Denn Frajndlich spielt mit dem Blick der Betrachtenden und thematisiert die Fassade des Menschen ebenso wie das, was sich dahinter verbirgt. In seinem 1987 entstandenen Porträt der Fotografin Cindy Sherman wird das Geheimnisvolle ihrer Persönlichkeit deutlich: Frontal fotografiert sehen ihr die Betrachtenden direkt ins Gesicht, doch verspüren sie auch die Unnahbarkeit, die Sherman mit ihren geschlossenen Augen vermittelt. Ihr Blick ist nach innen gerichtet, unserem bleibt er verwehrt. Ein mehrdeutiger, fast schon undurchschaubarer Eindruck geht von ihr aus.
Cindy Sherman ist selbst dafür bekannt, sich mit Fragen der weiblichen Identität zu beschäftigen und gesellschaftliche Stereotype zu kritisieren. Dafür schlüpft sie immer wieder in verschiedene Rollen, verkleidet sich und inszeniert ihre Selbstporträts. Auf diese Weise lenkt sie ihre Aufmerksamkeit nach innen und hinterfragt ihre eigene Identität sowie ein von der Gesellschaft auferlegtes Bild. Frajndlich setzt mit seiner Darstellung Shermans also auch einen unmittelbaren Bezug zu ihrer eigenen Arbeit. Die geschlossenen Augen in der Fotografie verdeutlichen nicht nur ihre Auseinandersetzung mit sich selbst, sondern könnten auch symbolisch dafür stehen, dass sie sich einer fremden Zuschreibung widersetzt.

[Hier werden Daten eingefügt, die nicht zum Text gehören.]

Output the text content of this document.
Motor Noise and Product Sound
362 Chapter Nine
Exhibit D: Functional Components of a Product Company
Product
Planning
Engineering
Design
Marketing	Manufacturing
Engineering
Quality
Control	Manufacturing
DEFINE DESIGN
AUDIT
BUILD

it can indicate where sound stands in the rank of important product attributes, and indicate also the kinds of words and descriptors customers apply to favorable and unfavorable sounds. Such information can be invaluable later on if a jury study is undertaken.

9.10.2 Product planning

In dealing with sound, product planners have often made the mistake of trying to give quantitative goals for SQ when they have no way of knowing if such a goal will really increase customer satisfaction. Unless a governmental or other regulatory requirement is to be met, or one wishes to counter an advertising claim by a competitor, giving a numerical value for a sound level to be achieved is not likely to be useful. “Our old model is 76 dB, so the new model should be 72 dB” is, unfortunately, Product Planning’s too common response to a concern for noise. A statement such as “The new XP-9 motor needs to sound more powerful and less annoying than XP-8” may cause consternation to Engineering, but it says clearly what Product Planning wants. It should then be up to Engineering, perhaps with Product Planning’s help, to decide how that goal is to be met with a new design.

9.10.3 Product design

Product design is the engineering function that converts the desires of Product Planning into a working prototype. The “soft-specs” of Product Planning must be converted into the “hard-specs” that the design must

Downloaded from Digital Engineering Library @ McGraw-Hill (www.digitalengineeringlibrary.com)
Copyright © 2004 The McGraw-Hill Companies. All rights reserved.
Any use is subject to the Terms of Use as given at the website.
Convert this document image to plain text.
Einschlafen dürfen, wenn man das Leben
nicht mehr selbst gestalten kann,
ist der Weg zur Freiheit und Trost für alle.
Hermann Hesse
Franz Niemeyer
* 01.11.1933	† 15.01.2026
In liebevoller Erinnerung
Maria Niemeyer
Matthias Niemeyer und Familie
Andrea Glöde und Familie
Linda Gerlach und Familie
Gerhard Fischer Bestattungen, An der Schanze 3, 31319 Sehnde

Mit seinen Porträts gibt er folglich das Wesen der fotografierten Personen wieder. Ihre Verschiedenheit ist es, die auch seine Fotografien authentisch wirken lassen. Das wird besonders deutlich bei seiner ironischen Darstellung von Jack Lemmon. Er spielt hier auf einen Wortwitz an, der sich auf den Namen des Schauspielers bezieht. Im Versuch, besser in die Weite zu schauen, hält dieser zwei Zitronen wie ein Fernglas vor seine Augen. Auf diese Weise erzählt Frajndlich Geschichten mit seinen Bildern und schafft eine besondere Form, die teils Nähe, teils Distanz zu den dargestellten Persönlichkeiten vermittelt.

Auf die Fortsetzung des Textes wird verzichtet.